Throughout the process, investors must remain cognizant of the risks associated with investing in technology stocks and be comfortable with taking them on, before investing.

From autonomous vehicles to the hugely popular ChatGPT, artificial intelligence is disrupting industries across the board, and the potential for growth is enormous. If you want to get in on the AI revolution, you need to start investing in AI stocks now. Forbes has done the research and identified 12 AI stocks to own in 2023. Get their names in this free report.

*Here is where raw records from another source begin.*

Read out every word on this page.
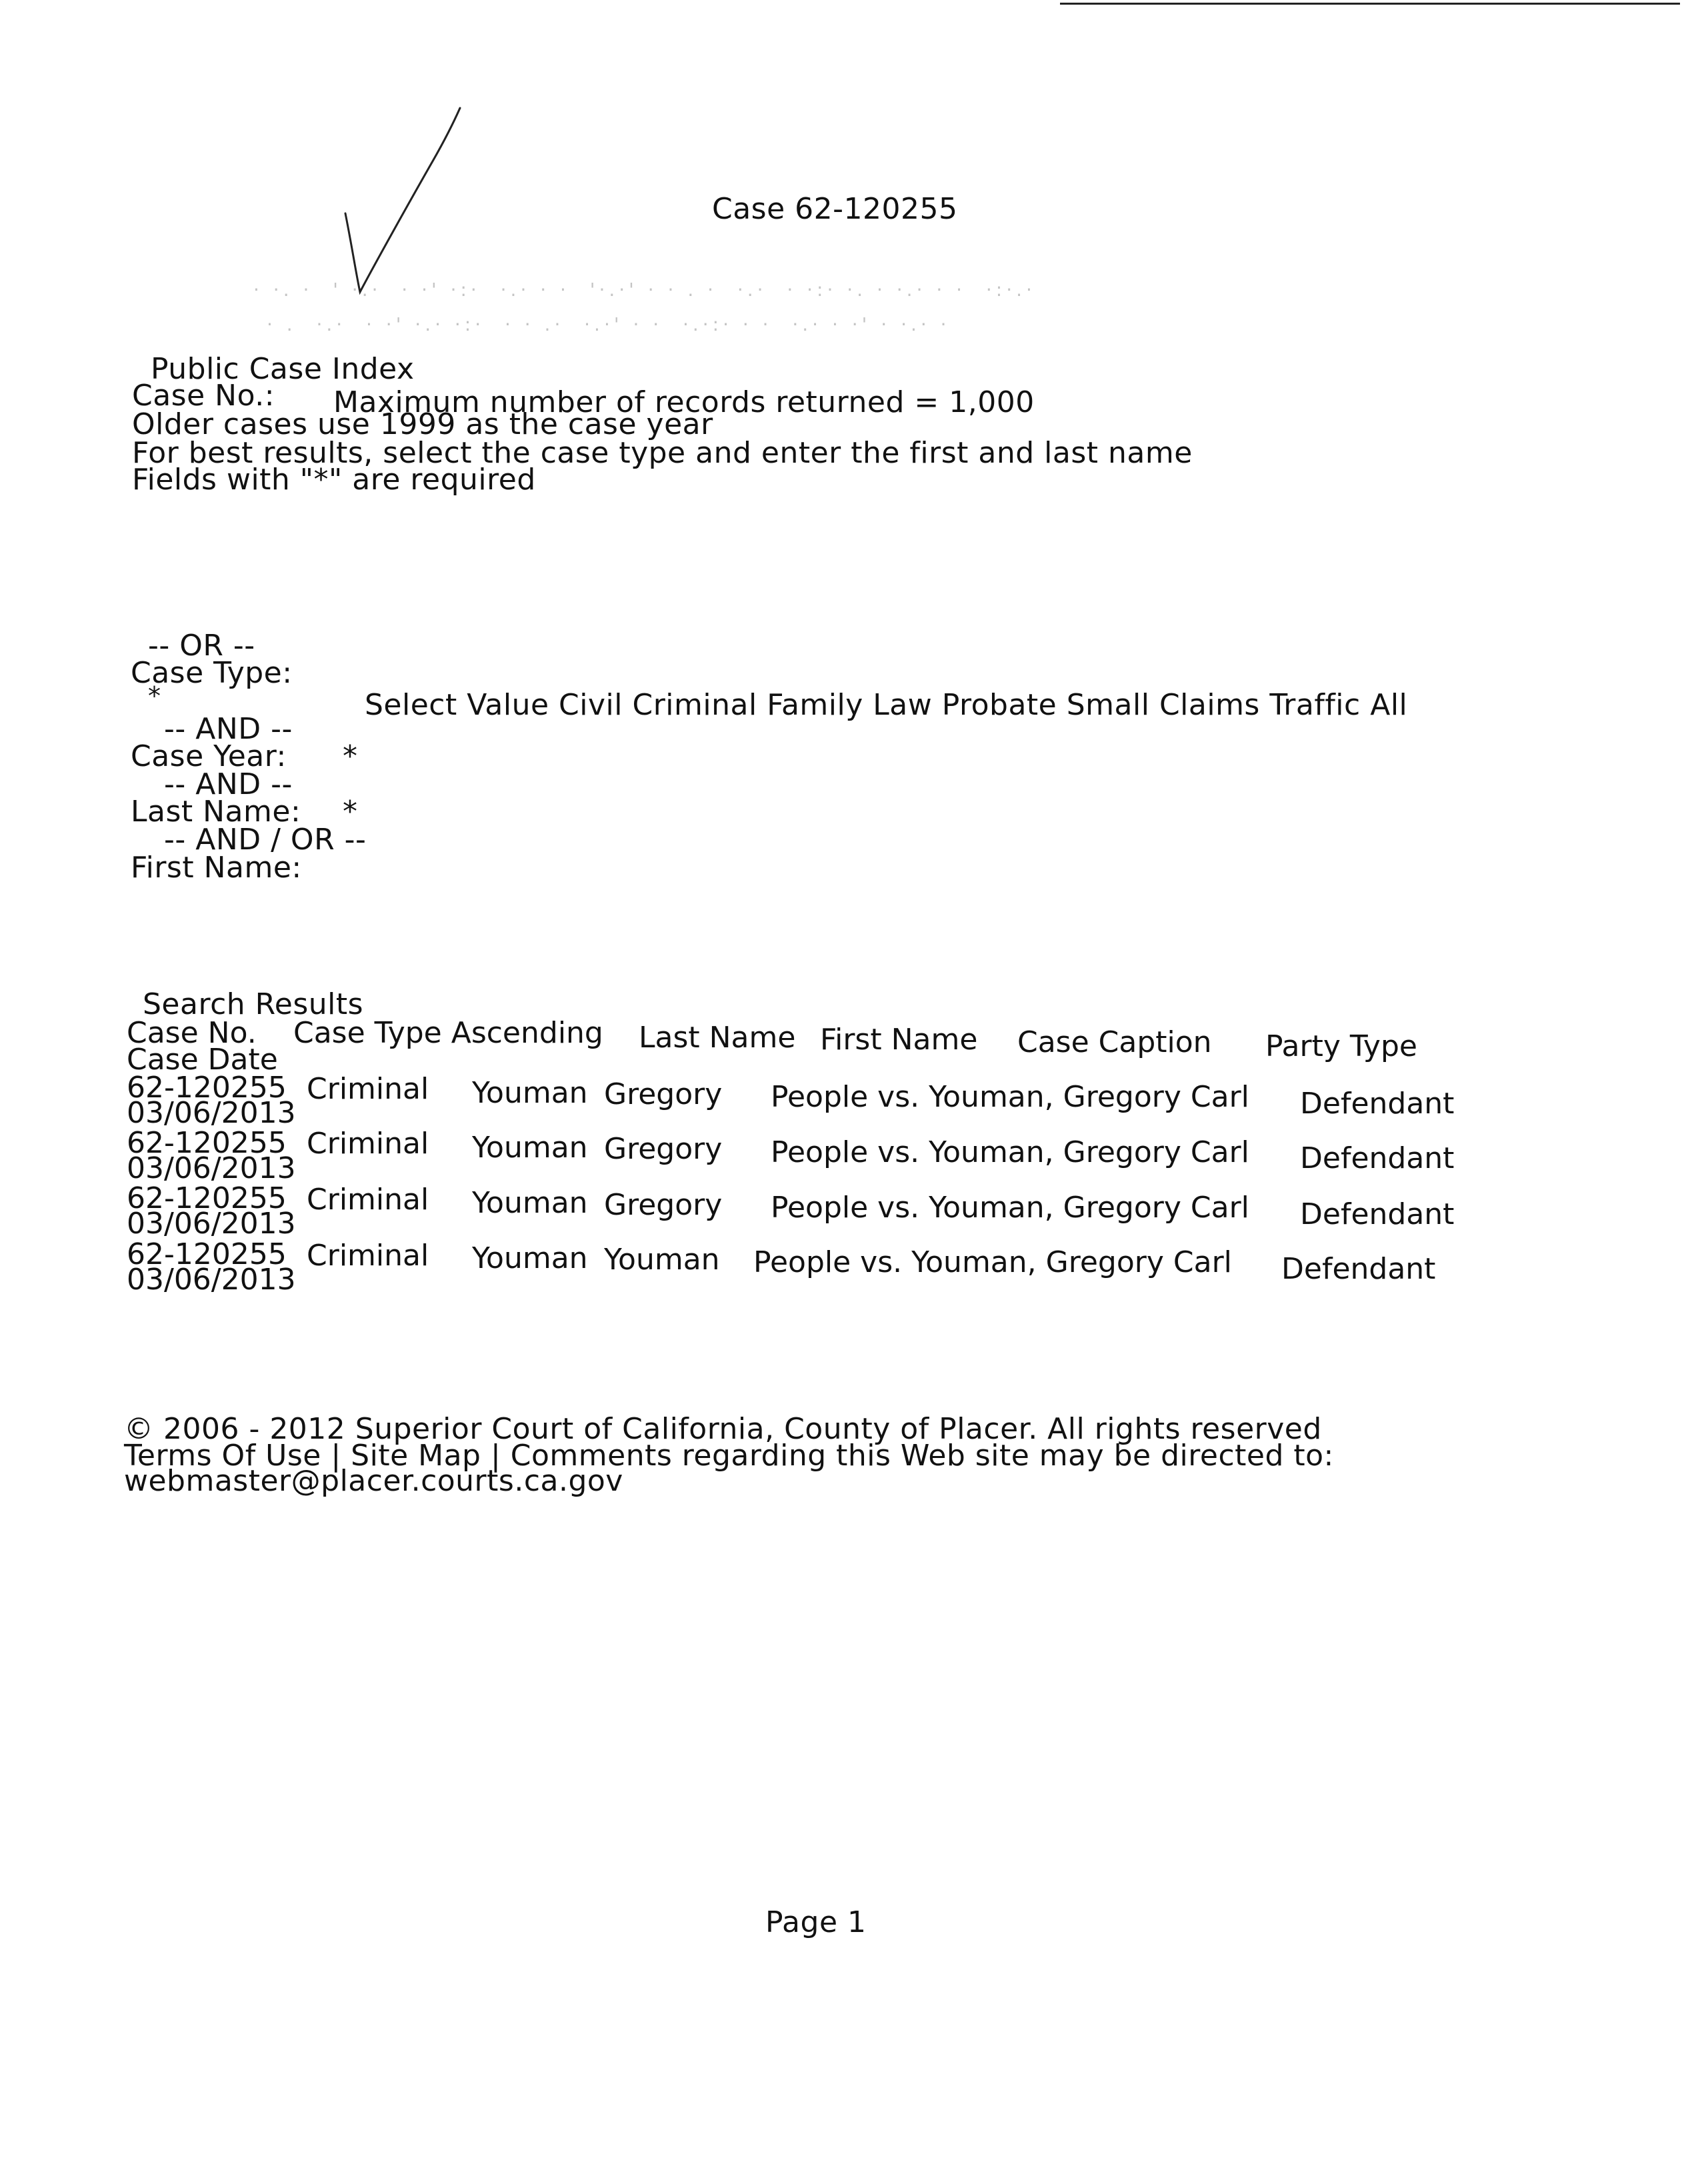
· ·. ·  ' ·.·  · ·' ·:·  ·.· · ·  '·.·' · · . ·  ·.·  · ·:· ·. · ·.· · ·  ·:·.·
· .  ·.·  · ·' ·.· ·:·  · · .·  ·.·' · ·  ·.·:· · ·  ·.· · ·' · ·.· ·
Case 62-120255
Public Case Index
Case No.: Maximum number of records returned = 1,000
Older cases use 1999 as the case year
For best results, select the case type and enter the first and last name
Fields with "*" are required
-- OR --
Case Type:
*	Select Value Civil Criminal Family Law Probate Small Claims Traffic All

-- AND --
Case Year: *
-- AND --
Last Name: *
-- AND / OR --
First Name:
Search Results
Case No. Case Type Ascending Last Name First Name Case Caption Party Type
Case Date
62-120255
03/06/2013
Criminal Youman Gregory People vs. Youman, Gregory Carl Defendant
62-120255
03/06/2013
Criminal Youman Gregory People vs. Youman, Gregory Carl Defendant
62-120255
03/06/2013
Criminal Youman Gregory People vs. Youman, Gregory Carl Defendant
62-120255
03/06/2013
Criminal Youman Youman People vs. Youman, Gregory Carl Defendant
© 2006 - 2012 Superior Court of California, County of Placer. All rights reserved
Terms Of Use | Site Map | Comments regarding this Web site may be directed to:
webmaster@placer.courts.ca.gov
Page 1
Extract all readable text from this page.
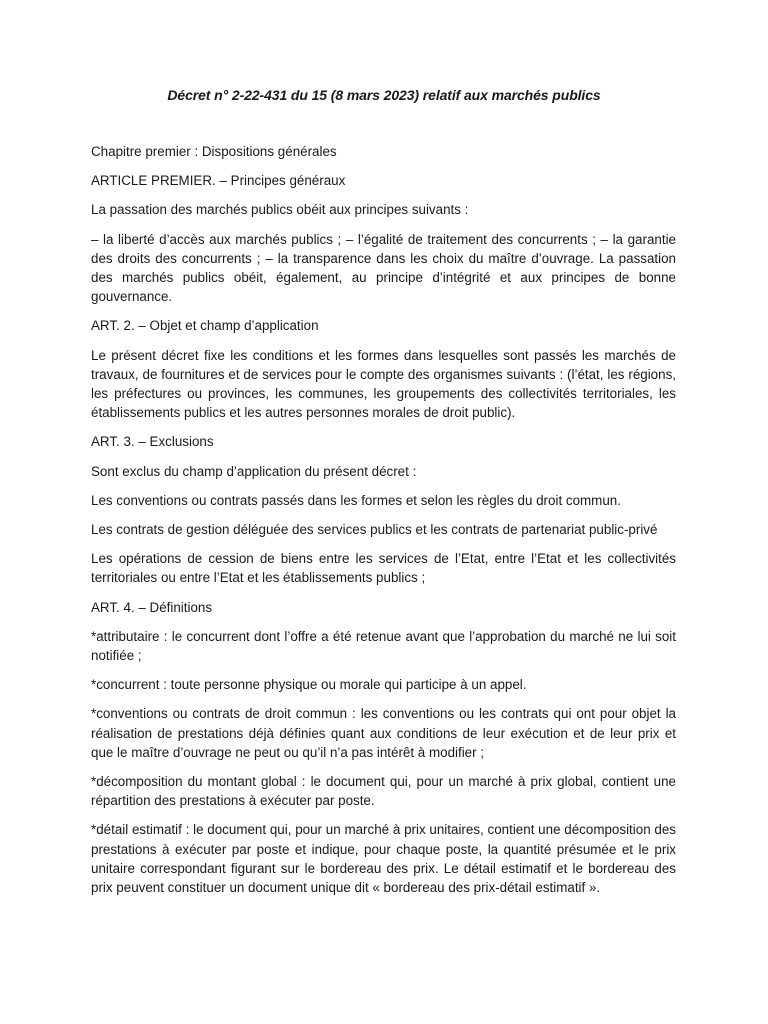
Décret n° 2-22-431 du 15 (8 mars 2023) relatif aux marchés publics

Chapitre premier : Dispositions générales

ARTICLE PREMIER. – Principes généraux

La passation des marchés publics obéit aux principes suivants :

– la liberté d’accès aux marchés publics ; – l’égalité de traitement des concurrents ; – la garantie des droits des concurrents ; – la transparence dans les choix du maître d’ouvrage. La passation des marchés publics obéit, également, au principe d’intégrité et aux principes de bonne gouvernance.

ART. 2. – Objet et champ d’application

Le présent décret fixe les conditions et les formes dans lesquelles sont passés les marchés de travaux, de fournitures et de services pour le compte des organismes suivants : (l’état, les régions, les préfectures ou provinces, les communes, les groupements des collectivités territoriales, les établissements publics et les autres personnes morales de droit public).

ART. 3. – Exclusions

Sont exclus du champ d’application du présent décret :

Les conventions ou contrats passés dans les formes et selon les règles du droit commun.

Les contrats de gestion déléguée des services publics et les contrats de partenariat public-privé

Les opérations de cession de biens entre les services de l’Etat, entre l’Etat et les collectivités territoriales ou entre l’Etat et les établissements publics ;

ART. 4. – Définitions

*attributaire : le concurrent dont l’offre a été retenue avant que l’approbation du marché ne lui soit notifiée ;

*concurrent : toute personne physique ou morale qui participe à un appel.

*conventions ou contrats de droit commun : les conventions ou les contrats qui ont pour objet la réalisation de prestations déjà définies quant aux conditions de leur exécution et de leur prix et que le maître d’ouvrage ne peut ou qu’il n’a pas intérêt à modifier ;

*décomposition du montant global : le document qui, pour un marché à prix global, contient une répartition des prestations à exécuter par poste.

*détail estimatif : le document qui, pour un marché à prix unitaires, contient une décomposition des prestations à exécuter par poste et indique, pour chaque poste, la quantité présumée et le prix unitaire correspondant figurant sur le bordereau des prix. Le détail estimatif et le bordereau des prix peuvent constituer un document unique dit « bordereau des prix-détail estimatif ».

As an expert in technology investments, I bring years of hands-on experience and in-depth knowledge of the tech sector to guide investors through the complex landscape of technology stocks. My expertise is backed by a track record of successful investments and a keen understanding of the factors driving the market.

Evidence of Expertise:

  1. Market Performance: Over the past decade, the technology sector has consistently outperformed the broader market. The annualized return of over 20% for the technology sector, as opposed to the S&P 500's 12.4%, underscores the sector's growth potential.

  2. ETF Performance: The Invesco QQQ Trust ETF (QQQ), tracking the Nasdaq-100 index, has significantly outperformed the S&P 500 ETF (SPY) over the last five years. This performance indicates the strength and dominance of technology stocks in the market.

  3. Stock Examples: I provide detailed information on popular technology stocks as of August 4, 2023, including market capitalization, share prices, and forward price-to-earnings ratios. This demonstrates a current and nuanced understanding of the market.

  4. Risk Analysis: My expertise goes beyond the allure of returns; I delve into the risks and challenges associated with technology investments. I highlight factors such as market volatility, regulatory challenges, competition, key personnel changes, and cybersecurity risks.

Key Concepts Covered in the Article:

  1. Why Invest in Tech Stocks:

    • Emphasizes the growth potential of technology stocks driven by innovation and disruption.
    • Points out the dominance of the technology sector in delivering impressive returns compared to the broader market.
  2. Tips for Technology Stock Investing:

    • Stresses the importance of evaluating company fundamentals, staying updated with earnings reports, monitoring stock valuations, and understanding business risks.
    • Advocates for portfolio diversification within the technology sector and the use of dollar-cost averaging to mitigate volatility.
  3. Tech Stock Examples:

    • Provides current data on market capitalization, share prices, and forward P/E ratios for notable technology stocks like Alphabet, Amazon, Apple, Meta Platforms, and Nvidia.
  4. Technology Stock Risks and Challenges:

    • Highlights risks associated with market volatility, regulatory challenges, competition, key personnel changes, and cybersecurity issues.
  5. Future Tech Sector Trends and Opportunities:

    • Identifies three key trends shaping the future of the technology sector: Artificial Intelligence (AI) and Machine Learning (ML), Edge Computing and Quantum Computing, and Extended Reality, Robotics, and Automation.
    • Recommends specific stocks for investors interested in these trends.
  6. Technology Stock FAQs:

    • Defines technology stocks and outlines reasons for investing in them.
    • Explores risks associated with technology stocks, including volatility, competition, disruption, and cybersecurity concerns.
    • Offers guidance on selecting the best technology stocks based on investment goals, financial performance, competitive advantages, and stock valuations.

In conclusion, my expertise provides a comprehensive understanding of technology investments, from historical performance to current stock examples and future trends, coupled with insights into potential risks and challenges.